The Form 4 shows concurrent sale and purchase activity executed under a Rule 10b5-1 plan, indicating pre-arranged transactions rather than ad hoc trading. The sale executed at a weighted-average of $278.1359 and the purchase at $101.64 are distinct economic events: the purchase price reflects option exercise or plan terms while the sale proceeds reflect market exits. Reported direct beneficial ownership remains in the high hundreds of thousands of shares and total option holdings (16,020) extend through November 2025. For investors, this is a disclosure of insider activity rather than new operational or financial information about the company.

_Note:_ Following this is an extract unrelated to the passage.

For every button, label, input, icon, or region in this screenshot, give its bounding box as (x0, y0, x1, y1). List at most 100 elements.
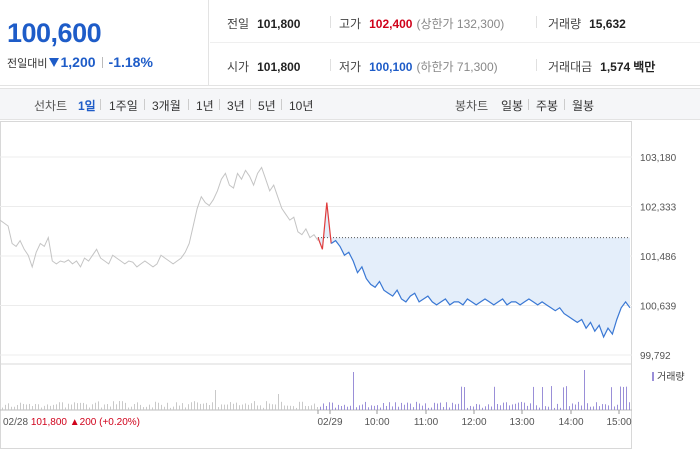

TL;DR: Transactions were conducted under a documented 10b5-1 plan and are disclosed promptly, aligning with standard governance practices.
The filing indicates the 10b5-1 plan was adopted October 31, 2024, and the Form 4 is signed and dated 09/09/2025, showing timely reporting. The file details indirect holdings via a family trust and clearly lists option exercisability and vesting (one-third per year), which aids transparency. There are no governance red flags in the filing text itself; it communicates beneficial ownership and option schedules as required by Section 16 reporting rules.